Books are treated like bombs by the police. Here's another item from Info-Turk:

Gift Book Became a source of trouble for Beşikçi

Sociologist İsmail Beşikçi spent months to receive a box full of books sent from Sweden. Books were first sent to the Security Centre, some books were confiscated. Beşikçi wanted to take the rest then the post office asked to produce a receipt. Books were a present to him so he did not have a receipt. Beşikçi convinced that he would not able to get the books wanted to send them back to Sweden yet he was told that the two books were missing so the post office could not send them back.

Beşikçi’s two readers from Sweden sent sociologist İsmail Beşikçi around 80 books. Beşikçi received a note from the post office on 19 February. Beşikçi went to the Post office to collect the box but the workers opened the box in front of him and seeing that there were books in it decided to send the books to police to see if they were banned. Two weeks later he was called from the PO and was asked to collect his books.

Beşikçi was told that two books were confiscated but he could take the rest but was asked to produce a receipt for them. As he did not have a receipt he could not get the books and he was told that he could not send them back since two of them were missing. It took Beşikçi two months to get the books sent back to Sweden. (, June 10, 2008)

To read some of Beşikçi's brilliant writing check out Hevallo's blog.

The first time I ever went to Turkey, in 2004, things seemed so hopeful for the Kurdish situation. In that time, people wanted to believe that things were getting better. I met a Kurdish carpet dealer in Istanbul who was earnestly telling me how much things had improved. His example was this: The photographer Susan Meiselas had sent this man her book "Kurdistan: In the Shadow of History" as a gift. The man never got his book though, instead, the police came to his door in the middle of the night and took him to the police station. They interrogated him, why did he have this book sent to him? He had to prove to them that he did not ORDER the book, but it was sent without his knowledge. He told me he had to call Susan Mieselas on the phone and have her tell the police she had sent the book as a gift, he hadn't known she would send them, hadn't requested a book with the word "KURDISTAN" in the title. After the police heard her say this, they let him go home. "You see, they did not beat me, they did not keep me in jail. Things are better. But today I wish I had that book!"

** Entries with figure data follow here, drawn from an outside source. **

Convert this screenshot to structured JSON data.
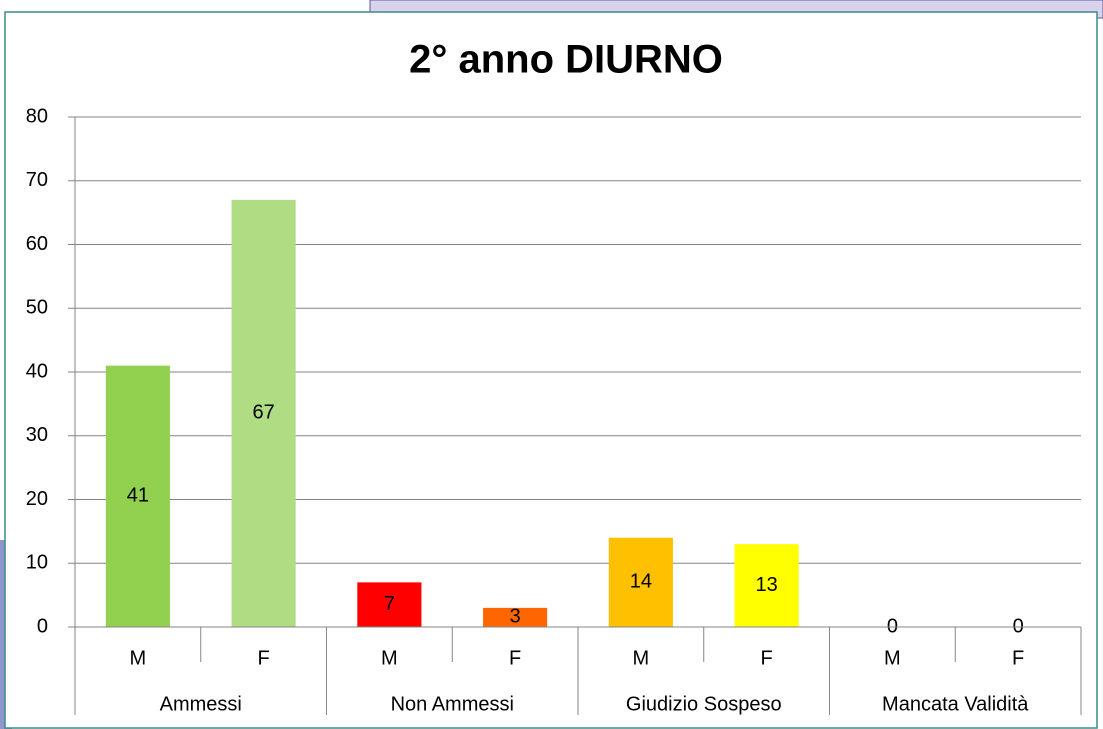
{
  "chart_data": {
    "type": "bar",
    "title": "2° anno DIURNO",
    "categories": [
      "M",
      "F",
      "M",
      "F",
      "M",
      "F",
      "M",
      "F"
    ],
    "groups": [
      "Ammessi",
      "Non Ammessi",
      "Giudizio Sospeso",
      "Mancata Validità"
    ],
    "values": [
      41,
      67,
      7,
      3,
      14,
      13,
      0,
      0
    ],
    "colors": [
      "#92d050",
      "#b0dc84",
      "#ff0000",
      "#ff6600",
      "#ffc000",
      "#ffff00",
      "#92d050",
      "#b0dc84"
    ],
    "ylim": [
      0,
      80
    ],
    "yticks": [
      0,
      10,
      20,
      30,
      40,
      50,
      60,
      70,
      80
    ],
    "grid": true
  }
}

I have heard endless stories of villagers who were used to burying their books and cassettes on a regular basis to hide them from the Jandarma. Word would come that the jandarma was approaching the village, and the scramble would be on to bury any item that could cause a problem. Books, Kurdish music cassettes... these things had to be buried. The army would come into the houses and "make terror", going through everything. Even an extra bag of flour, or extra tennis shoes were suspect.

When I look at this Serhado video, it is so true, the people in it are not "actors" although enlisted to act. The Kurdish mother looking out the window, wondering if her son will come back-- the smallest expression of life, of identity, provokes an overwhelming reaction of violence from the authorities. When I hear people talking about Turkey as the "model Muslim democracy" I know they haven't got a clue about reality. No "democracy" fears books, punishes people for their thoughts, punishes people for their language.

Its been claimed that Turkey will allow 24 hour broadcasts in Kurdish as an effort to appease the EU. I'll believe it when I see it. This is a state that has never stopped lying for 80 plus years. But of course, I want to have hope.

Kurds welcome Kurdish broadcast bill
Sezgin Tanrıkulu - Nebahat Akkoç
The adoption of a bill that allows full-time state broadcasts in Kurdish has been mostly welcomed by Kurdish activists and intellectuals, but they say it is hardly enough on its own.